Jack Sanzalone, fourth from left, stands on the deck of the USS Pache (SSN-683) with a cigar in his mouth, along with the sub's officers after the attack submarine surfaced during sea trials off Bangor, Wash., in 2003.
Sanzalone was a young quartermaster aboard the destroyer USS Coontz (DD-640) in 1983 when this photo was taken. He was plotting the ship's course at the time.
Former President Jimmy Carter, left, was on hand in 2006 for the commissioning of an atomic submarine christened in his name at the sub base in Bangor, Wash.
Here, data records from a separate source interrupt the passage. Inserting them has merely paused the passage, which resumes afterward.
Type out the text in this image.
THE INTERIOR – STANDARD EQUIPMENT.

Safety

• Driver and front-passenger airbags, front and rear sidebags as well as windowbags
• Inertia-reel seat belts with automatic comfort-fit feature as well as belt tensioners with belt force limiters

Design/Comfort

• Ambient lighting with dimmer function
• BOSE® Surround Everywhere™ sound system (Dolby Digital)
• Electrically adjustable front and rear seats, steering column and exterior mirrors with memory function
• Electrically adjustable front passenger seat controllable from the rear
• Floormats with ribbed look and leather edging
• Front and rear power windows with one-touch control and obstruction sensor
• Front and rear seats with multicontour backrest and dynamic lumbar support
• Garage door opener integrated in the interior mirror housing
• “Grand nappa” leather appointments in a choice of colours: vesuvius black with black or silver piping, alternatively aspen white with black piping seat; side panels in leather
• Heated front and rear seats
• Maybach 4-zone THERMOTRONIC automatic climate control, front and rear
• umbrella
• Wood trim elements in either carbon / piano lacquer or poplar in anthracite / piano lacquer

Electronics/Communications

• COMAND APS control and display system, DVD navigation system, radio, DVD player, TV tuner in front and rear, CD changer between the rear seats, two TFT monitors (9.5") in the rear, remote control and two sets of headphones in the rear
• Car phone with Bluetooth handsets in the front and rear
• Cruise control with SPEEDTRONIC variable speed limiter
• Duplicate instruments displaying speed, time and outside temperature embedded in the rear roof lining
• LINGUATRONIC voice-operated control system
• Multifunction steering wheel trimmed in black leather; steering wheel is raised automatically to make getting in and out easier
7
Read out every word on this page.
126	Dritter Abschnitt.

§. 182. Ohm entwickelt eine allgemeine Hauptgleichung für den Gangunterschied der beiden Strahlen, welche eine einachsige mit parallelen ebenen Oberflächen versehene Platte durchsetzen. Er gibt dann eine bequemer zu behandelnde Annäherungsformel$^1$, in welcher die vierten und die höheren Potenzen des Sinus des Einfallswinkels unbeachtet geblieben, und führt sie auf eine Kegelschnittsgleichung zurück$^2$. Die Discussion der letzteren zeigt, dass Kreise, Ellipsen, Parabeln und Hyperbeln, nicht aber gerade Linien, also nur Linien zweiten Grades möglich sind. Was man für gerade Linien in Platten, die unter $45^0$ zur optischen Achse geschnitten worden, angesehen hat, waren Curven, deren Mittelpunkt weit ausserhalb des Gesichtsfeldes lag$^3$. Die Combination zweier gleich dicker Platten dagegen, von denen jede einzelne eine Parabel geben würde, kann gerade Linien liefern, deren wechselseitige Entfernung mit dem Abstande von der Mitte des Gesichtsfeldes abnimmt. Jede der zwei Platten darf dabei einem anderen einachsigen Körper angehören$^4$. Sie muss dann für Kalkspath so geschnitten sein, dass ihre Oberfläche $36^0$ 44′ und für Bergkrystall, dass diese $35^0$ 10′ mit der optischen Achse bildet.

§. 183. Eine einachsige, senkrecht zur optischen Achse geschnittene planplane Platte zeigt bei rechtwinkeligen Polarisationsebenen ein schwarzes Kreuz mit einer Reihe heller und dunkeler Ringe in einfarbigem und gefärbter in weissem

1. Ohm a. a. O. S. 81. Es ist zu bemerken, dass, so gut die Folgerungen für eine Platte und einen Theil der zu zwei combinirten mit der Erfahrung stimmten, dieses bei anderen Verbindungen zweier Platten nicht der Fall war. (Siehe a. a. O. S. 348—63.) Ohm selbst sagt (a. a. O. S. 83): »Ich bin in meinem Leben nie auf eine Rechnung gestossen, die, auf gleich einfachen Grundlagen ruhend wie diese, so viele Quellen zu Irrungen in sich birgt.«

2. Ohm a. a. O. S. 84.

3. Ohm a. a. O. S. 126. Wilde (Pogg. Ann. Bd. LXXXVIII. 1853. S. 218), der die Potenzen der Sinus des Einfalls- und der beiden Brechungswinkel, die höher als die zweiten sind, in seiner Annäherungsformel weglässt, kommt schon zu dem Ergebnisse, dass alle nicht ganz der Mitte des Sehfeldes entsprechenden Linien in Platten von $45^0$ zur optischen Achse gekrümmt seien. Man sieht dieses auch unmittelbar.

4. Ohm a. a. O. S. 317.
On hand was Command Master Chief Jack Sanzalone, center, and Commodore Mack Myers, commander of Squadron 5, based at Bangor.
SUN PHOTO BY DON MOORE
Jack Sanzalone today at 51, at home in Port Charlotte.
Jack Sanzalone of Port Charlotte spent almost three decades under the sea in atomic attack submarines, keeping an eye on America’s enemies as the boat combed the deep searching for adversaries.
The gold chevron on his left shoulder topped with a white crow, a white star in the center and three gold bars below, indicated he was a rare breed. When he retired at 49 in 2011 from the U.S. Navy, he was a command master chief. There are slightly more than 700 in the Navy out of more than 350,000 who serve. He was one of the Navy’s senior enlisted men.